Furthermore, the preliminary histopathological findings of the ISO-induced MI group myocardium showed large infarcted zones with inflammation, edema, coagulative necrosis and separation of cardiac muscle fibers. In rats, ISO had been reported to increase oxygen demand, deplete ATP levels, cause calcium overload and undergo autoxidation, leading to the formation of free radicals [68]. However, juglone and atenolol pretreatment followed by ISO considerably prevented the pathological changes, such as inflammation, edema and necrosis, when compared to ISO-alone treated rats. Previous studies found that juglone showed significant free radical scavenging activity [38,69]. The structure of juglone (Figure 1) contains hydroxyl groups in the benzene ring, which may explain its ability to scavenge free radicals [70]. Moreover, the plant source of juglone, Juglans regia extract, improved the activities of superoxide dismutase (SOD) and catalase (CAT) by scavenging superoxide and hydrogen peroxides produced by ISO [24]. Administration of submaximal doses of ISO have been reported to induce severe oxidative stress [71,72]. The generation of ROS occurs by the leakage of electrons into oxygen from various systems. Overproduction of ROS can cause severe impairment of cellular functions and necrotic lesions in the myocardium of rats. In contrast, superoxide dismutase (SOD), catalase (CAT) and glutathione peroxidase (GPX) constitute a mutually supportive and free radical scavenging enzymes team of first line defense against oxidative injury [73]. The plant source of juglone, Juglans regia, is also reported to inhibit the increase in intracellular malondialdehyde (MDA) levels [74]. MDA and its measurement have been used as indicators of lipid peroxidation [75]. Lipid peroxidation is considered a major mechanism of oxygen free radical toxicity [76]. Zhou et al. (2015) [76] demonstrated that juglone increased the activity of SOD and decreased oxidative stress. However, further studies have been suggested related to the effect of juglone on CAT and GPx. Moreover, juglone also activates mitogen-activated protein kinases (MAPK) that could promote cell survival, thereby protecting against conditions such as cardiac injury [35]. These reported activities of juglone suggest that it might be possible that their antioxidant effect is cardioprotective.
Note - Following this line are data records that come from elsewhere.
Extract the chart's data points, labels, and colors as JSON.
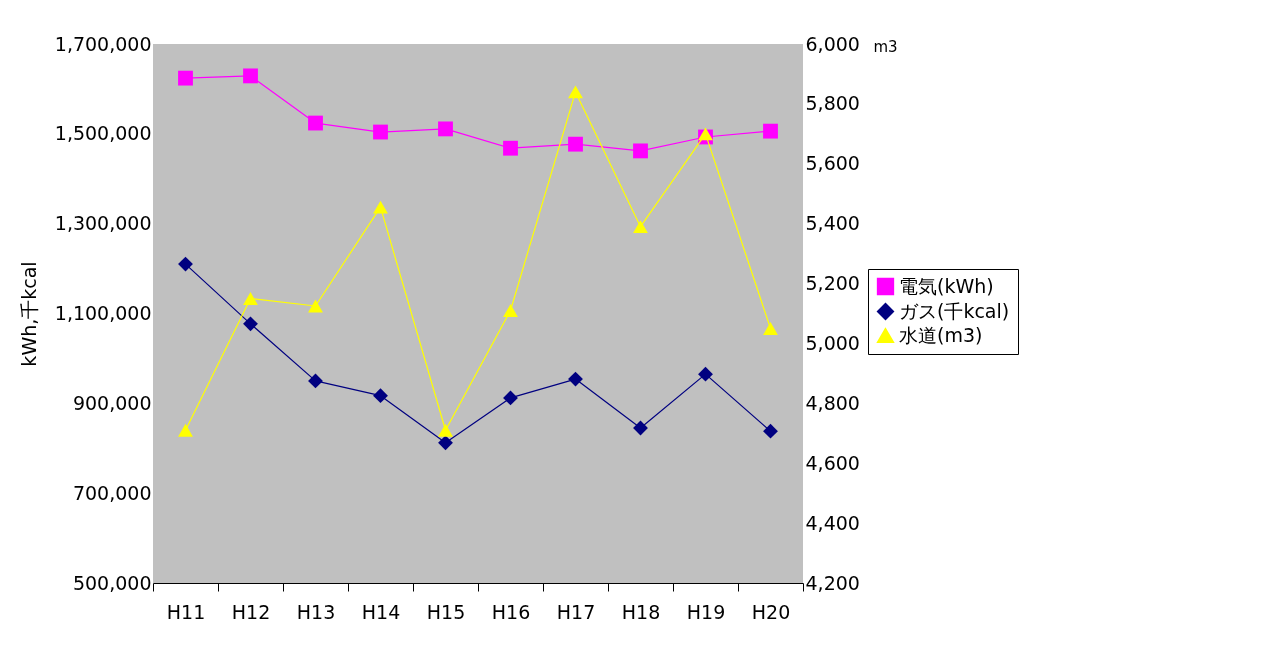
{
  "chart_data": {
    "type": "line",
    "categories": [
      "H11",
      "H12",
      "H13",
      "H14",
      "H15",
      "H16",
      "H17",
      "H18",
      "H19",
      "H20"
    ],
    "ylabel": "kWh,千kcal",
    "y2label": "m3",
    "ylim": [
      500000,
      1700000
    ],
    "yticks": [
      {
        "value": 500000,
        "label": "500,000"
      },
      {
        "value": 700000,
        "label": "700,000"
      },
      {
        "value": 900000,
        "label": "900,000"
      },
      {
        "value": 1100000,
        "label": "1,100,000"
      },
      {
        "value": 1300000,
        "label": "1,300,000"
      },
      {
        "value": 1500000,
        "label": "1,500,000"
      },
      {
        "value": 1700000,
        "label": "1,700,000"
      }
    ],
    "y2lim": [
      4200,
      6000
    ],
    "y2ticks": [
      {
        "value": 4200,
        "label": "4,200"
      },
      {
        "value": 4400,
        "label": "4,400"
      },
      {
        "value": 4600,
        "label": "4,600"
      },
      {
        "value": 4800,
        "label": "4,800"
      },
      {
        "value": 5000,
        "label": "5,000"
      },
      {
        "value": 5200,
        "label": "5,200"
      },
      {
        "value": 5400,
        "label": "5,400"
      },
      {
        "value": 5600,
        "label": "5,600"
      },
      {
        "value": 5800,
        "label": "5,800"
      },
      {
        "value": 6000,
        "label": "6,000"
      }
    ],
    "grid": false,
    "legend": "right",
    "line_style": "solid",
    "series": [
      {
        "name": "電気(kWh)",
        "color": "#ff00ff",
        "marker": "square",
        "values": [
          1624000,
          1629000,
          1524000,
          1504000,
          1511000,
          1468000,
          1477000,
          1462000,
          1493000,
          1506000
        ]
      },
      {
        "name": "ガス(千kcal)",
        "color": "#000080",
        "marker": "diamond",
        "values": [
          1210000,
          1077000,
          950000,
          917000,
          812000,
          912000,
          954000,
          845000,
          965000,
          838000
        ]
      },
      {
        "name": "水道(m3)",
        "color": "#ffff00",
        "marker": "triangle",
        "axis": "y2",
        "values": [
          4710,
          5150,
          5125,
          5455,
          4710,
          5110,
          5840,
          5390,
          5700,
          5050
        ]
      }
    ]
  }
}
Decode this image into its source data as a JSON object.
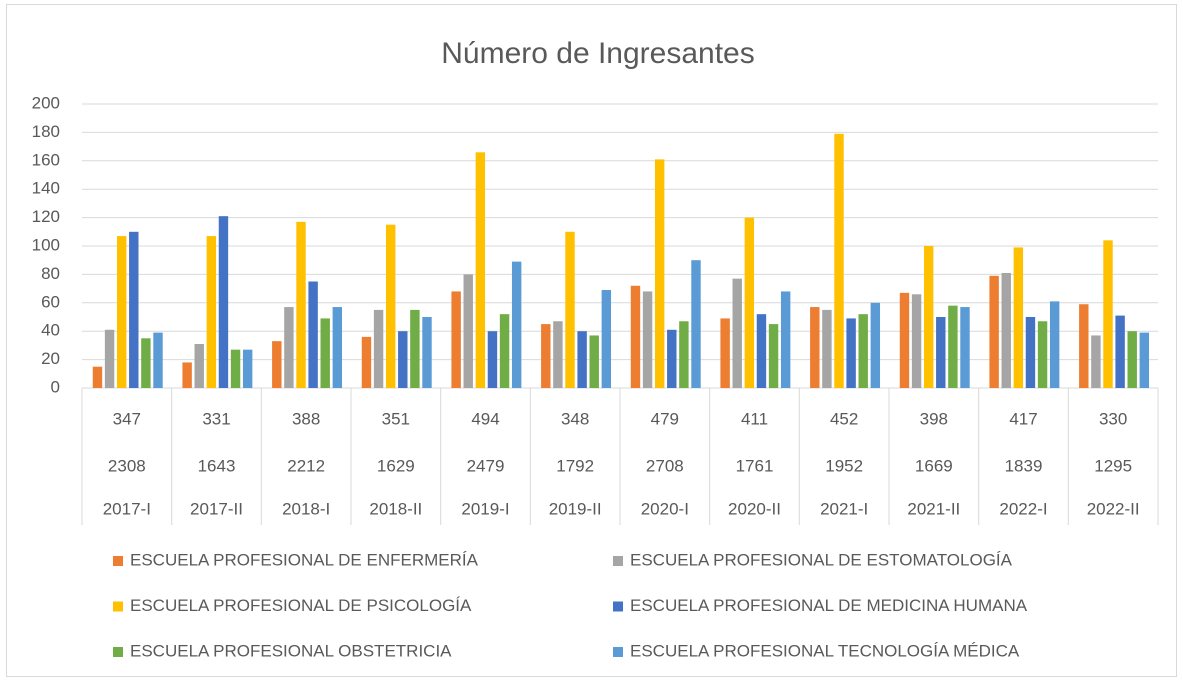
{
  "chart_data": {
    "type": "bar",
    "title": "Número de Ingresantes",
    "categories": [
      "2017-I",
      "2017-II",
      "2018-I",
      "2018-II",
      "2019-I",
      "2019-II",
      "2020-I",
      "2020-II",
      "2021-I",
      "2021-II",
      "2022-I",
      "2022-II"
    ],
    "category_rows": [
      [
        347,
        331,
        388,
        351,
        494,
        348,
        479,
        411,
        452,
        398,
        417,
        330
      ],
      [
        2308,
        1643,
        2212,
        1629,
        2479,
        1792,
        2708,
        1761,
        1952,
        1669,
        1839,
        1295
      ]
    ],
    "series": [
      {
        "name": "ESCUELA PROFESIONAL DE ENFERMERÍA",
        "color": "#ed7d31",
        "values": [
          15,
          18,
          33,
          36,
          68,
          45,
          72,
          49,
          57,
          67,
          79,
          59
        ]
      },
      {
        "name": "ESCUELA PROFESIONAL DE ESTOMATOLOGÍA",
        "color": "#a5a5a5",
        "values": [
          41,
          31,
          57,
          55,
          80,
          47,
          68,
          77,
          55,
          66,
          81,
          37
        ]
      },
      {
        "name": "ESCUELA PROFESIONAL DE PSICOLOGÍA",
        "color": "#ffc000",
        "values": [
          107,
          107,
          117,
          115,
          166,
          110,
          161,
          120,
          179,
          100,
          99,
          104
        ]
      },
      {
        "name": "ESCUELA PROFESIONAL DE MEDICINA HUMANA",
        "color": "#4472c4",
        "values": [
          110,
          121,
          75,
          40,
          40,
          40,
          41,
          52,
          49,
          50,
          50,
          51
        ]
      },
      {
        "name": "ESCUELA PROFESIONAL OBSTETRICIA",
        "color": "#70ad47",
        "values": [
          35,
          27,
          49,
          55,
          52,
          37,
          47,
          45,
          52,
          58,
          47,
          40
        ]
      },
      {
        "name": "ESCUELA PROFESIONAL TECNOLOGÍA MÉDICA",
        "color": "#5b9bd5",
        "values": [
          39,
          27,
          57,
          50,
          89,
          69,
          90,
          68,
          60,
          57,
          61,
          39
        ]
      }
    ],
    "ylim": [
      0,
      200
    ],
    "yticks": [
      0,
      20,
      40,
      60,
      80,
      100,
      120,
      140,
      160,
      180,
      200
    ],
    "grid": true
  }
}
These primary findings of our study indicate the cardioprotective effect of juglone. The most significant effects were observed at higher doses (3 mg/kg). Moreover, juglone was found to be safe up to 3 mg/kg and the toxic dose observed in rats was 6 mg/kg (in the initial screening). In summary, this experimental evidence might be helpful to understand the beneficial effects of juglone against myocardial injury, although further studies are needed to confirm its mechanisms.

5. Conclusions

In conclusion, the results of our present study suggest that prior administration of juglone proved to be effective as a cardioprotective therapeutic agent in reducing the level of myocardial damage (induced by ISO) through fortifying the myocardial cell membrane, in a similar way to atenolol. Further electrophysiological studies and protein expression of different inflammatory mediators, such as caspase-3 and 9 etc., would provide more insight into the molecular aspects of this study.